HIPPO
Mark H. Rapaport‘s curious tale of two step-siblings struggling to come of age amongst sexual urges for each other. HIPPO is a deadpan satire is like nothing else.
Rapaport and star Kimball Farley serve as co-writers. They give Hippo a precocious vernacular similar to the dialogue in Dawson’s Creek but with a darker edge. The absurdity of the narrative works because the siblings are homeschooled. It’s genuinely perfect in this era of online indoctrination of our male youth. It is incel heaven.
Eliza Roberts, wife of our narrator Eric Roberts, is hilarious as mother Ethel. Her eternally optimistic attitude is incredible. Jesse Pimentel is ceaselessly smarmy as Craigslist predator Darwin.
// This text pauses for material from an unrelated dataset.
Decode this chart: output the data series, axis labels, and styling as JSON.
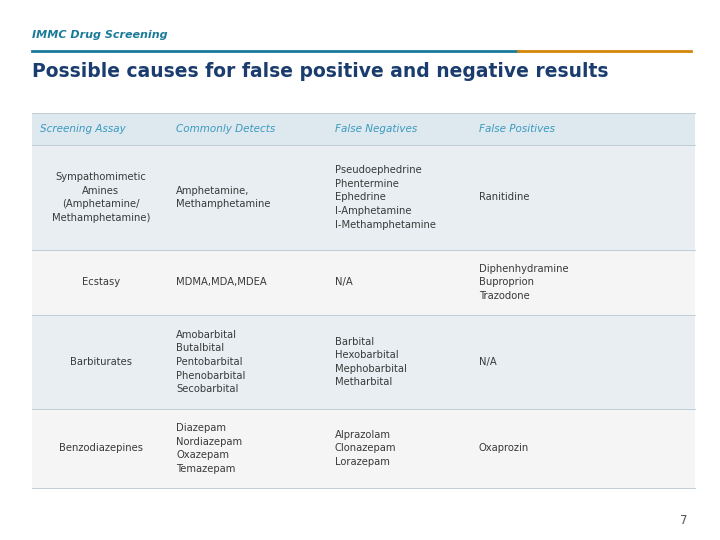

Lilla Kizlinger delivers a delightfully morose performance as 17-year-old, Buttercup. Desperate for physical connection, her urges bend in a dangerous direction. Kizlinger is flawless.
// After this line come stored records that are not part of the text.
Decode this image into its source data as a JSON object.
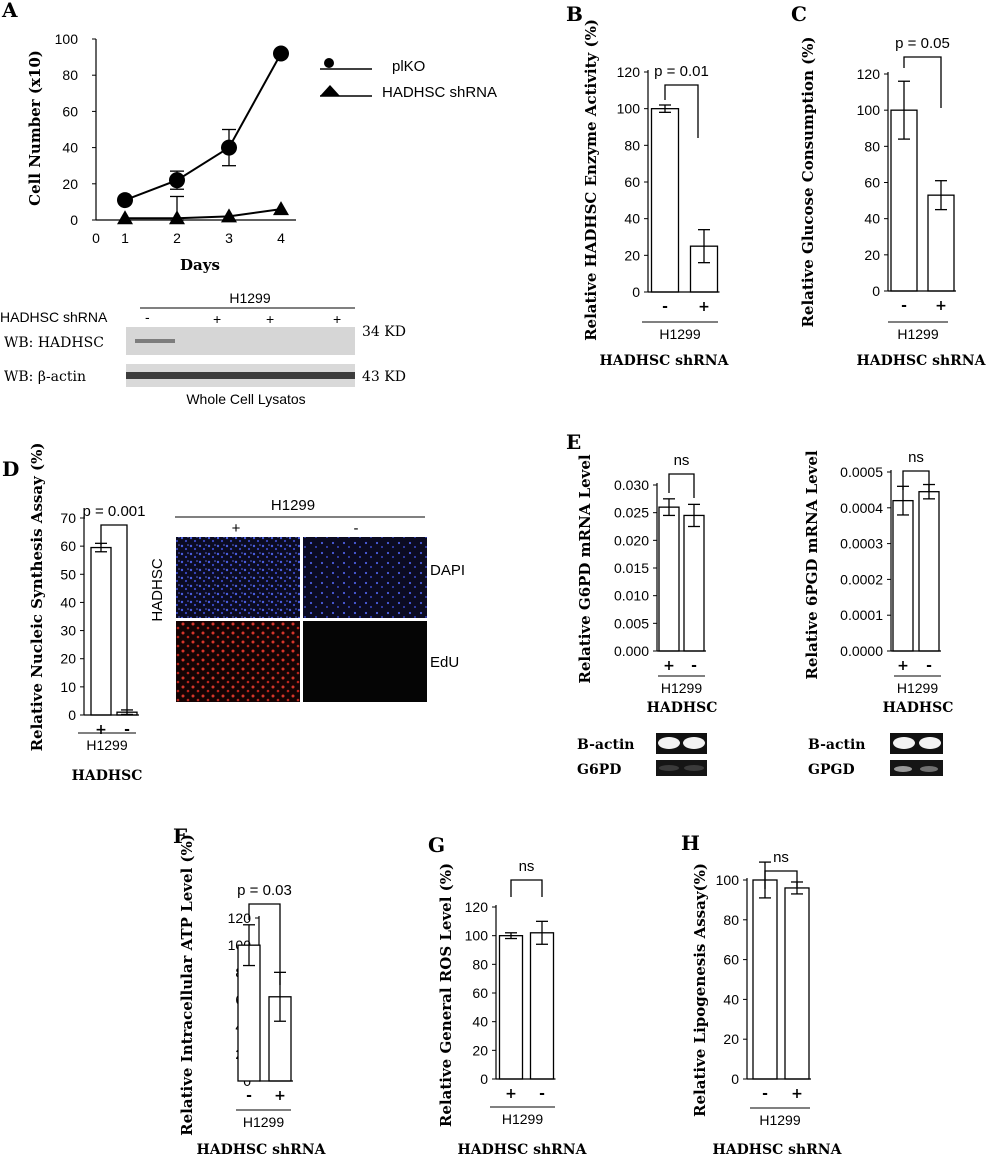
{
  "panels": {
    "A": {
      "letter": "A",
      "chart_data": {
        "type": "line",
        "x": [
          1,
          2,
          3,
          4
        ],
        "series": [
          {
            "name": "plKO",
            "values": [
              11,
              22,
              40,
              92
            ],
            "err": [
              0,
              5,
              10,
              0
            ]
          },
          {
            "name": "HADHSC shRNA",
            "values": [
              1,
              1,
              2,
              6
            ],
            "err": [
              0,
              12,
              0,
              0
            ]
          }
        ],
        "xlabel": "Days",
        "ylabel": "Cell Number (x10)",
        "ylim": [
          0,
          100
        ],
        "xticks": [
          "0",
          "1",
          "2",
          "3",
          "4"
        ],
        "yticks": [
          "0",
          "20",
          "40",
          "60",
          "80",
          "100"
        ]
      },
      "blot": {
        "cell_line": "H1299",
        "row_header": "HADHSC shRNA",
        "lanes": [
          "-",
          "+",
          "+",
          "+"
        ],
        "rows": [
          {
            "label": "WB: HADHSC",
            "size": "34 KD"
          },
          {
            "label": "WB: β-actin",
            "size": "43 KD"
          }
        ],
        "caption": "Whole Cell Lysatos"
      }
    },
    "B": {
      "letter": "B",
      "chart_data": {
        "type": "bar",
        "categories": [
          "-",
          "+"
        ],
        "values": [
          100,
          25
        ],
        "err": [
          2,
          9
        ],
        "ylabel": "Relative HADHSC Enzyme Activity (%)",
        "ylim": [
          0,
          120
        ],
        "yticks": [
          "0",
          "20",
          "40",
          "60",
          "80",
          "100",
          "120"
        ],
        "annotation": "p = 0.01",
        "group": "H1299",
        "xlabel": "HADHSC shRNA"
      }
    },
    "C": {
      "letter": "C",
      "chart_data": {
        "type": "bar",
        "categories": [
          "-",
          "+"
        ],
        "values": [
          100,
          53
        ],
        "err": [
          16,
          8
        ],
        "ylabel": "Relative Glucose Consumption (%)",
        "ylim": [
          0,
          120
        ],
        "yticks": [
          "0",
          "20",
          "40",
          "60",
          "80",
          "100",
          "120"
        ],
        "annotation": "p = 0.05",
        "group": "H1299",
        "xlabel": "HADHSC shRNA"
      }
    },
    "D": {
      "letter": "D",
      "chart_data": {
        "type": "bar",
        "categories": [
          "+",
          "-"
        ],
        "values": [
          59.5,
          1
        ],
        "err": [
          1.5,
          0.8
        ],
        "ylabel": "Relative Nucleic Synthesis Assay (%)",
        "ylim": [
          0,
          70
        ],
        "yticks": [
          "0",
          "10",
          "20",
          "30",
          "40",
          "50",
          "60",
          "70"
        ],
        "annotation": "p = 0.001",
        "group": "H1299",
        "xlabel": "HADHSC"
      },
      "micro": {
        "cell_line": "H1299",
        "columns": [
          "+",
          "-"
        ],
        "row_group": "HADHSC",
        "rows": [
          "DAPI",
          "EdU"
        ]
      }
    },
    "E": {
      "letter": "E",
      "charts": [
        {
          "chart_data": {
            "type": "bar",
            "categories": [
              "+",
              "-"
            ],
            "values": [
              0.026,
              0.0245
            ],
            "err": [
              0.0015,
              0.002
            ],
            "ylabel": "Relative G6PD mRNA Level",
            "ylim": [
              0,
              0.03
            ],
            "yticks": [
              "0.000",
              "0.005",
              "0.010",
              "0.015",
              "0.020",
              "0.025",
              "0.030"
            ],
            "annotation": "ns",
            "group": "H1299",
            "xlabel": "HADHSC"
          },
          "gel": {
            "rows": [
              "B-actin",
              "G6PD"
            ]
          }
        },
        {
          "chart_data": {
            "type": "bar",
            "categories": [
              "+",
              "-"
            ],
            "values": [
              0.00042,
              0.000445
            ],
            "err": [
              4e-05,
              2e-05
            ],
            "ylabel": "Relative 6PGD mRNA Level",
            "ylim": [
              0,
              0.0005
            ],
            "yticks": [
              "0.0000",
              "0.0001",
              "0.0002",
              "0.0003",
              "0.0004",
              "0.0005"
            ],
            "annotation": "ns",
            "group": "H1299",
            "xlabel": "HADHSC"
          },
          "gel": {
            "rows": [
              "B-actin",
              "GPGD"
            ]
          }
        }
      ]
    },
    "F": {
      "letter": "F",
      "chart_data": {
        "type": "bar",
        "categories": [
          "-",
          "+"
        ],
        "values": [
          100,
          62
        ],
        "err": [
          15,
          18
        ],
        "ylabel": "Relative Intracellular ATP Level (%)",
        "ylim": [
          0,
          120
        ],
        "yticks": [
          "0",
          "20",
          "40",
          "60",
          "80",
          "100",
          "120"
        ],
        "annotation": "p = 0.03",
        "group": "H1299",
        "xlabel": "HADHSC shRNA"
      }
    },
    "G": {
      "letter": "G",
      "chart_data": {
        "type": "bar",
        "categories": [
          "+",
          "-"
        ],
        "values": [
          100,
          102
        ],
        "err": [
          2,
          8
        ],
        "ylabel": "Relative General ROS Level (%)",
        "ylim": [
          0,
          120
        ],
        "yticks": [
          "0",
          "20",
          "40",
          "60",
          "80",
          "100",
          "120"
        ],
        "annotation": "ns",
        "group": "H1299",
        "xlabel": "HADHSC shRNA"
      }
    },
    "H": {
      "letter": "H",
      "chart_data": {
        "type": "bar",
        "categories": [
          "-",
          "+"
        ],
        "values": [
          100,
          96
        ],
        "err": [
          9,
          3
        ],
        "ylabel": "Relative Lipogenesis Assay(%)",
        "ylim": [
          0,
          100
        ],
        "yticks": [
          "0",
          "20",
          "40",
          "60",
          "80",
          "100"
        ],
        "annotation": "ns",
        "group": "H1299",
        "xlabel": "HADHSC shRNA"
      }
    }
  },
  "colors": {
    "ink": "#000000",
    "dapi": "#2a37b0",
    "edu": "#c0261c",
    "band": "#cfcfcf"
  }
}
Kimball Farley gives the titular role a quirky and dramatic overtone that captures the unfiltered chaos of a teenage boy’s mind. He bleeds toxic masculinity that is so over the top it is humorous. It reads incel. He is fantastically punchable.
The film occurs in 1994, and the production team nails the aesthetic with wardrobe and props. The delicious black-and-white cinematography and the cartoon-like score are perfection. Overall, HIPPO is an irreverent look at adolescence and a hyper-antiquated personification of gender roles. Also, it’s weird as hell.
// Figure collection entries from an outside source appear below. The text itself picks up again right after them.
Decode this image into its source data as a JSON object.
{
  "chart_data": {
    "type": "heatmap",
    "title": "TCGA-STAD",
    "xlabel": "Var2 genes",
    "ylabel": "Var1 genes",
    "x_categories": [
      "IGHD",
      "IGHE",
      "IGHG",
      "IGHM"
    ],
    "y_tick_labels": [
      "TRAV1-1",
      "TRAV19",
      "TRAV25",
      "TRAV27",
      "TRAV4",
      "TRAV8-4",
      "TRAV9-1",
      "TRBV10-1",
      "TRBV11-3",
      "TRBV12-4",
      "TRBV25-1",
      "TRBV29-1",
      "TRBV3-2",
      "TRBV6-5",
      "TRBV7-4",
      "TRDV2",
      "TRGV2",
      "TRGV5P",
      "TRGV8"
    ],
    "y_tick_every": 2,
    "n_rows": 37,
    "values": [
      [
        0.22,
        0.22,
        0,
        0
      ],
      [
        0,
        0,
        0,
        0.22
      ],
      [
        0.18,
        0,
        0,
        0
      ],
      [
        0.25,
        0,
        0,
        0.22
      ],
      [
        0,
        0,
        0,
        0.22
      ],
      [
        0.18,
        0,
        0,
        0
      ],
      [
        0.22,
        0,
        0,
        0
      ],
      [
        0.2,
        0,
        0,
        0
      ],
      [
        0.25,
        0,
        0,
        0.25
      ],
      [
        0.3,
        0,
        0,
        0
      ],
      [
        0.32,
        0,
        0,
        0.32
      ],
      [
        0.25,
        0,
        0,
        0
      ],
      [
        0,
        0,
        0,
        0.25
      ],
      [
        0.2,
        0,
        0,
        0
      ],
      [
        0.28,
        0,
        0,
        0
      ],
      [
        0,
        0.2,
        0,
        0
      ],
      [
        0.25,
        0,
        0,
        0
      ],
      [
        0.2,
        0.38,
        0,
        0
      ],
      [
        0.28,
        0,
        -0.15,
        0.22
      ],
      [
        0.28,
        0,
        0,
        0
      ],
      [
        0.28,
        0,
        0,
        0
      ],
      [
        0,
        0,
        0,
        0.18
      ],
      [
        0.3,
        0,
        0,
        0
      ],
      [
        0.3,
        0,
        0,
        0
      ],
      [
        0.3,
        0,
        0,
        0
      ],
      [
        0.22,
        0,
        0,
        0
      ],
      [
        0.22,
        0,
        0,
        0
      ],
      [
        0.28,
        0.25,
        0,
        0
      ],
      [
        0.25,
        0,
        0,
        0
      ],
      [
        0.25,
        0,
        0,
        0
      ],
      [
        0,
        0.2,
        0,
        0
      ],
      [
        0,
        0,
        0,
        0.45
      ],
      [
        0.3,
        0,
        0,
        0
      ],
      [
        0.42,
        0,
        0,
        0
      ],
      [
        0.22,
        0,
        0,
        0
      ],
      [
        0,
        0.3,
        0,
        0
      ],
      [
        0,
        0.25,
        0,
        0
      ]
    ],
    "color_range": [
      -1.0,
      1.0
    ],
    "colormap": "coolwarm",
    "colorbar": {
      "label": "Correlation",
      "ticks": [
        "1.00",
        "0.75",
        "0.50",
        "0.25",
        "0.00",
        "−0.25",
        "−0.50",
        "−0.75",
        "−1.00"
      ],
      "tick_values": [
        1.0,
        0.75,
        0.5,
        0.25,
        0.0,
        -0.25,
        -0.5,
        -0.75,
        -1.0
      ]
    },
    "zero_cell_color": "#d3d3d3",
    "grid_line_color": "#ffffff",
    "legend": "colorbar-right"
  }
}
HIPPO will be available in select Theaters on Nov. 8.
The film was written by Mark H. Rapaport (The Scary of Sixty-First) and Kimball Farley (Andronicus) and was directed by Mark H. Rapaport. It stars Kimball Farley, Lilla Kizlinger (Semmelweis), Eliza Roberts (National Lampoon’s Animal House), and Eric Roberts (Runaway Train).
It examines the coming-of-age of two step-siblings: Hippo, a video-game-addicted teenager, and Buttercup, a Hungarian Catholic immigrant with a love of classical music and Jesus. Like the Ancient Greek Aphrodite, Buttercup’s love is unrequited by a brother who prefers to indulge in the art of war and chaos. The result is a hormone-fueled, tragicomic waking nightmare that must be seen to be believed.